Question

g Delta Airlines is trying to determine if pilots are deliberately slowing down during a labor dispute. They know that their all their flights have a mean late time of 12.8 minutes with a standard deviation of 6.8 minutes. They took a random sample of 31 flights during the dispute and found they were 15.1 minutes late on average. Using a significance level of 0.05, is there any evidence to back the pilots claim that they are not slowing down?

Answer 1

`t=(15.1-12.8)/((6.8)/(√(31)))=1.883`

`p_v =P(t_(30)>1.883)=0.0347`

If we compare the p value and the significance level given
`\alpha=0.05` we see that
`p_v<\alpha` so we can conclude that we have enough evidence to reject the null hypothesis, so we can conclude that the true mean is higher than 12.8 at 5% of signficance and the claim makes sense.

Explanation:

Previous concepts

A confidence interval is "a range of values that’s likely to include a population value with a certain degree of confidence. It is often expressed a % whereby a population means lies between an upper and lower interval".

The margin of error is the range of values below and above the sample statistic in a confidence interval.

Normal distribution, is a "probability distribution that is symmetric about the mean, showing that data near the mean are more frequent in occurrence than data far from the mean".

`\bar X=15.1` represent the sample mean

`\mu` population mean (variable of interest)

s=6.8 represent the sample standard deviation

n=31 represent the sample size

Solution to the problem

State the null and alternative hypotheses.

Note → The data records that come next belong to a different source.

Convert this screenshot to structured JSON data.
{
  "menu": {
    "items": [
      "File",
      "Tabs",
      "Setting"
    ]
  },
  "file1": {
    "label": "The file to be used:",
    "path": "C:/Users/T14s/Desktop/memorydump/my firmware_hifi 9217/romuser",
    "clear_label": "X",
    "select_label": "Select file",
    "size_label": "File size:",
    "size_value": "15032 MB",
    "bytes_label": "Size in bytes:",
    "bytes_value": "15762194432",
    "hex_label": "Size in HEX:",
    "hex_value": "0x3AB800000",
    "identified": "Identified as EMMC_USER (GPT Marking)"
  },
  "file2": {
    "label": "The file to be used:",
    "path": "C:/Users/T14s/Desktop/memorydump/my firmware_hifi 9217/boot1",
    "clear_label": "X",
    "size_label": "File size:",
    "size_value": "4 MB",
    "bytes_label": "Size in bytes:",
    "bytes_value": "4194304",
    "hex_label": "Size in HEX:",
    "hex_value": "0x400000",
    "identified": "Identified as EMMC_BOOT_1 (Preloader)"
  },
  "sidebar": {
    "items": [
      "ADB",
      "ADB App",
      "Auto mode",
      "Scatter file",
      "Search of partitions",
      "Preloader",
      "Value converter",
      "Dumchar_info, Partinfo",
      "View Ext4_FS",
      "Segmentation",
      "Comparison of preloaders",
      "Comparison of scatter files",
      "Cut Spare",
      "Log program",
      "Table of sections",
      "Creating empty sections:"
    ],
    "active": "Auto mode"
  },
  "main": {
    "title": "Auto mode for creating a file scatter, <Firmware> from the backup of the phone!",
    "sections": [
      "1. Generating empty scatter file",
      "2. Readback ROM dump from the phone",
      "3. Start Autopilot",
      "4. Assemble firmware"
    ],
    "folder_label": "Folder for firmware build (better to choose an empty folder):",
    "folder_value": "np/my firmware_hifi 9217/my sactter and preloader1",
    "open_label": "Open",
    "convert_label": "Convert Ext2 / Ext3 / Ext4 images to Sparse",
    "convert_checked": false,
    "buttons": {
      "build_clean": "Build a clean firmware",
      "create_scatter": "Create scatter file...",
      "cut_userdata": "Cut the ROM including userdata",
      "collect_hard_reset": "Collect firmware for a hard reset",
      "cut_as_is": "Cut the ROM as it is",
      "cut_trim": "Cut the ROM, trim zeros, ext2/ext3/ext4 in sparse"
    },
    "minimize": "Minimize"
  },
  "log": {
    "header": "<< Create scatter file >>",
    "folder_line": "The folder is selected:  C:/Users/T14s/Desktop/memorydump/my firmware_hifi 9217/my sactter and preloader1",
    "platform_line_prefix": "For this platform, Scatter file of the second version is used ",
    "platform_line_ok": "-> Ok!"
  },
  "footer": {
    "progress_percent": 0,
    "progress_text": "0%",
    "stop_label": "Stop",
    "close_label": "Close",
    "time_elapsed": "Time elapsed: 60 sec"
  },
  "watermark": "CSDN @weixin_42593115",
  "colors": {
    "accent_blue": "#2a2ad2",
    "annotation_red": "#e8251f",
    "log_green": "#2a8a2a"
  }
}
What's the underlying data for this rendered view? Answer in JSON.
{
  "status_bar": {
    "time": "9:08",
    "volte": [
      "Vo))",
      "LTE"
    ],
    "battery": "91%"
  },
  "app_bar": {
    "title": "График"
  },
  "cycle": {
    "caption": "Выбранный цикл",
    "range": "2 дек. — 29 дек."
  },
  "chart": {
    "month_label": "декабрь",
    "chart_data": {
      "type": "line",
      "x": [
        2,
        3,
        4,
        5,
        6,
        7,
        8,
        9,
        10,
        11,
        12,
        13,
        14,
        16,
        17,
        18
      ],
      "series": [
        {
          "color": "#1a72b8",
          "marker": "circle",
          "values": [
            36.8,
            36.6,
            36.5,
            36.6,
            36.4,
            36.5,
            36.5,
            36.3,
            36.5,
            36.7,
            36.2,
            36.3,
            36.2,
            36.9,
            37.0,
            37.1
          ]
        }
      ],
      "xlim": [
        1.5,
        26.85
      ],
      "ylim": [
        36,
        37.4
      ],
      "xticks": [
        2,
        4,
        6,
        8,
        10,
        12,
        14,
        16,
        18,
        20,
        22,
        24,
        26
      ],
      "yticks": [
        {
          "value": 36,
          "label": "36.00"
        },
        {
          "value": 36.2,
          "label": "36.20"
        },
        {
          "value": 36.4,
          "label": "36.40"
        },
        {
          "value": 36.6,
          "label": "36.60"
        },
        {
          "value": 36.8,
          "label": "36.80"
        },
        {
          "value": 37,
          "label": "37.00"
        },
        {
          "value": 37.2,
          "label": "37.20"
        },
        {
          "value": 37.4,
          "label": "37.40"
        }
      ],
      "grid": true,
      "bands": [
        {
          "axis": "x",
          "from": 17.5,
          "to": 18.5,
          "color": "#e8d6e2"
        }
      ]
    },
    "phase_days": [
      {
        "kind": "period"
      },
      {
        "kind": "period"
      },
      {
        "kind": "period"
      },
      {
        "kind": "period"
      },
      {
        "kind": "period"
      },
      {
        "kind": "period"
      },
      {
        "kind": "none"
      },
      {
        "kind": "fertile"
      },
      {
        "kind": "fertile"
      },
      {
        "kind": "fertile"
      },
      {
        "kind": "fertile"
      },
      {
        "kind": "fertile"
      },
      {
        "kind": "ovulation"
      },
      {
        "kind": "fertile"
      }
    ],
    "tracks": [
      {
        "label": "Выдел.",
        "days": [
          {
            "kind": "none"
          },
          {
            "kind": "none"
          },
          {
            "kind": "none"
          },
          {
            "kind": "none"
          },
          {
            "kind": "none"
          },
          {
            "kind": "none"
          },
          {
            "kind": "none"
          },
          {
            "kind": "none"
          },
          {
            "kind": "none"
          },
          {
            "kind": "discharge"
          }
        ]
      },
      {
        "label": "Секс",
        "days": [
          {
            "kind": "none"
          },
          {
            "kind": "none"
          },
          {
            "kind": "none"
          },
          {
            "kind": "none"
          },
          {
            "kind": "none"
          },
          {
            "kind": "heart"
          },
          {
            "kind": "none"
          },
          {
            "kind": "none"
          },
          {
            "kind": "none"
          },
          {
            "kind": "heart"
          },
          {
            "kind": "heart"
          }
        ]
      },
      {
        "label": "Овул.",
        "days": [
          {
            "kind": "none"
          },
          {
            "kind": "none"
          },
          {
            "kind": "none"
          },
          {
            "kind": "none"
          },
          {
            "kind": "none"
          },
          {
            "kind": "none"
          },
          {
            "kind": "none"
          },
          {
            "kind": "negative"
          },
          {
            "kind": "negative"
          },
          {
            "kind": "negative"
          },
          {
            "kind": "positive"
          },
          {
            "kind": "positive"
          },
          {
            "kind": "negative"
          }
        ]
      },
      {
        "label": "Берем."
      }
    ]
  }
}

We need to conduct a hypothesis in order to check if the pilots claim that they are not slowing down, the system of hypothesis would be:

Null hypothesis:
`\mu \leq 12.8`

Alternative hypothesis:
`\mu > 12.8`

Since we don't know the population deviation, is better apply a t test to compare the actual mean to the reference value, and the statistic is given by:

`t=(\bar X-\mu_o)/((s)/(√(n)))` (1)

t-test: "Is used to compare group means. Is one of the most common tests and is used to determine if the mean is (higher, less or not equal) to an specified value".

Calculate the statistic

We can replace in formula (1) the info given like this:

`t=(15.1-12.8)/((6.8)/(√(31)))=1.883`

P-value

The degrees of freedom are given by:

`df = n-1=31-1=30`

Since is a right tailed test the p value would be:

`p_v =P(t_(30)>1.883)=0.0347`

Conclusion

If we compare the p value and the significance level given
`\alpha=0.05` we see that
`p_v<\alpha` so we can conclude that we have enough evidence to reject the null hypothesis, so we can conclude that the true mean is higher than 12.8 at 5% of signficance and the claim makes sense.